Filipino-American track and field athlete

Eric Shauwn Brazas Cray (born November 6, 1988) is a Filipino-American track and field athlete who competes in sprinting and hurdling events. He represented the Philippines at the 2013 World Championships in Athletics, competing in the hurdles. He won gold medals at the Southeast Asian Games in 2013, 2015, 2017, 2019, 2021 and 2023. Cray currently holds the Filipino national record for the 400 metres hurdles and 100 metres.

==Early life and education==
Cray was born in Olongapo to Ellis Jr. and Maria Cray Fish, before moving to Sacramento, California. His mother is a Filipina caregiver working in the U.S., while his father is an American cab driver. He has three sisters. He studied at James Madison High School in San Antonio, Texas in the United States for his secondary education. He has a degree in Education at Bethune–Cookman University and a master's degree in Human Relations at University of Oklahoma.

==Career==
Cray took up track and field when he was still in high school, competing for the James Madison High School at the district, regional and state championships. He also competed for the Bethune-Cookman University at the NCAA of the United States.

He holds dual American-Filipino dual citizenship but decided to compete for the Philippines in December 2011 upon the request of his mother. The application to compete for the Philippines was approved in 2013 by the IAAF.

He set a new national record and games record in the 400 m hurdles while winning at the 2015 Southeast Asian Games, setting a time of 49.40 seconds. Cray managed to win a bronze at the 60 m event at the 2016 Asian Indoor Athletics Championships.

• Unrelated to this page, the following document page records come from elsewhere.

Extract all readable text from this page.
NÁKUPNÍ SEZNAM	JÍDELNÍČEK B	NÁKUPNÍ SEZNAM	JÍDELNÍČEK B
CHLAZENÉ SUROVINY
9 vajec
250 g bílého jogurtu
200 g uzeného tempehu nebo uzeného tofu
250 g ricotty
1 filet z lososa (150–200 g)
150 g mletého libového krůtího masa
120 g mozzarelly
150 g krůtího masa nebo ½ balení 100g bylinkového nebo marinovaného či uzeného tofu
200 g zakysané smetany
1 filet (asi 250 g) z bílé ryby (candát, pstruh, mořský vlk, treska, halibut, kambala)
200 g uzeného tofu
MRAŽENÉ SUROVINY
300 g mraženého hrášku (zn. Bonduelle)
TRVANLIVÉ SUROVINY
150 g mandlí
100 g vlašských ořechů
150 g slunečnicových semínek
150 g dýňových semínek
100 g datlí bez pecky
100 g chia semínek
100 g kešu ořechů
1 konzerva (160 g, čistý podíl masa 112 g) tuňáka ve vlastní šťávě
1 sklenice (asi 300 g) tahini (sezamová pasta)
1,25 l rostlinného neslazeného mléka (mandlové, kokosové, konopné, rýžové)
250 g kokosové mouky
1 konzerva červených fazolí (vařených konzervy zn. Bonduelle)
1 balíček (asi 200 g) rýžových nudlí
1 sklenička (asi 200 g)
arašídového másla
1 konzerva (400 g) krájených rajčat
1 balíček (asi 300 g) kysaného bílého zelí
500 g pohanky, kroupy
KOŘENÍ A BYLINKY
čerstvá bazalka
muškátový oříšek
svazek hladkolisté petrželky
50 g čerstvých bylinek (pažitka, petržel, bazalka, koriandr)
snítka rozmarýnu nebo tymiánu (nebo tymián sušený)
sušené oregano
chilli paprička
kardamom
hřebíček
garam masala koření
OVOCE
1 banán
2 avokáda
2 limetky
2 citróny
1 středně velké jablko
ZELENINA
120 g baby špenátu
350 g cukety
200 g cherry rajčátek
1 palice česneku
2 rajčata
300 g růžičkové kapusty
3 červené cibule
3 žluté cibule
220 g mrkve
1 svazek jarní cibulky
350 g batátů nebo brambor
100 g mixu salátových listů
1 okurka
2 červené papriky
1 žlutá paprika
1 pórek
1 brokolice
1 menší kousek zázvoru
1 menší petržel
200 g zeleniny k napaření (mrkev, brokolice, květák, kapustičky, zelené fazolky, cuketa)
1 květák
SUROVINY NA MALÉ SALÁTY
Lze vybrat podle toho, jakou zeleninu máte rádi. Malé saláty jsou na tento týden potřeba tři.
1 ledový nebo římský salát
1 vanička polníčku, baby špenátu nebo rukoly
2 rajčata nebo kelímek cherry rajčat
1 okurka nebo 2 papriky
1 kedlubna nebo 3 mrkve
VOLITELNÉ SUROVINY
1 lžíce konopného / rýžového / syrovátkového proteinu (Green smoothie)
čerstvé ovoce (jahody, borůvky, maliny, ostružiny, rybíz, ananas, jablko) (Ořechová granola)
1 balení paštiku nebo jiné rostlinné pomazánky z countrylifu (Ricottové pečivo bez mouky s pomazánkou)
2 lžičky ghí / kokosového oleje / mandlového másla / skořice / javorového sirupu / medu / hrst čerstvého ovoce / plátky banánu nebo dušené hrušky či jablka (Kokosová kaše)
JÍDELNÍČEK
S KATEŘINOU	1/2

While he only finished seventh in the 400 m hurdles semifinals at the 2016 Summer Olympics with a time of 49.37 seconds, which itself already broke his national and Southeast Asian Games record, he set a better record earlier during the Heat 4 qualifying event with a time of 49.05.

Cray won the gold medal at the 400 meter hurdles event at the 2017 Asian Athletics Championships clocking 49.57 seconds ending his country's 8 year gold drought in the continental tournament.

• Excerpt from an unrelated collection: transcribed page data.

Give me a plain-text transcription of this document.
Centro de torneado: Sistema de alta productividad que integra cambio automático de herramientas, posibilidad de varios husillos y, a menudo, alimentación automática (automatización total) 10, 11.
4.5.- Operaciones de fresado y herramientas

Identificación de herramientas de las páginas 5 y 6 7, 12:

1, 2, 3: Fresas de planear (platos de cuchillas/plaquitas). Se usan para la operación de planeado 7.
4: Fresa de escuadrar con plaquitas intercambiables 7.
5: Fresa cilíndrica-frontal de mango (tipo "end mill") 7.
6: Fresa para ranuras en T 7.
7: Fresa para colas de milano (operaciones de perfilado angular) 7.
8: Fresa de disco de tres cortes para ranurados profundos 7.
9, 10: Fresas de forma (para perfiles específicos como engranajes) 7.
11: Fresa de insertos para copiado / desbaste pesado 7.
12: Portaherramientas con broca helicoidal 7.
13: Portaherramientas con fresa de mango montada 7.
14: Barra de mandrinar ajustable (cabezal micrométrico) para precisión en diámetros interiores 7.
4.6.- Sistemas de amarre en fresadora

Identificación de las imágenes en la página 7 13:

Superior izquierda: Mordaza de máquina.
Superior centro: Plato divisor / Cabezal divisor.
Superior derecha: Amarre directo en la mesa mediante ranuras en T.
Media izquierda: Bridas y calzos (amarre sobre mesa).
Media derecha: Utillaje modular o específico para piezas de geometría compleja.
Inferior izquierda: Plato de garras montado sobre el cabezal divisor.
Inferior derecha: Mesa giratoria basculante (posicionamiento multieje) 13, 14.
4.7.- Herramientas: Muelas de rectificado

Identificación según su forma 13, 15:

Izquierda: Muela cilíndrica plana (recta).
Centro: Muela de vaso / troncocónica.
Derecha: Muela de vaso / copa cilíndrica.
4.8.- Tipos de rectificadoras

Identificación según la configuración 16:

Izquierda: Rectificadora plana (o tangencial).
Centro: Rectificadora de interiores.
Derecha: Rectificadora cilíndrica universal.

Cray took the silver in the 60m Dash at the 2017 Asian Indoor Games in Asghartan, Turkmenistan.

At the 2019 Southeast Asian Games, Cray had a poor opening to his campaign after he was disqualified in the 100 meter run after two false starts. However he redeemed himself after winning the gold medal in the 400 meter hurdles and helped clinch the gold for his country in the mixed-gender 4x100 relay event.

==Personal life==
In 2015, Cray reportedly had a fiancé and two children. His sisters are involved in sports; two were track and field athletes and one is a basketball coach, and another is a licensed cosmetologist. He considers American sprinter Michael Johnson his hero in the sport.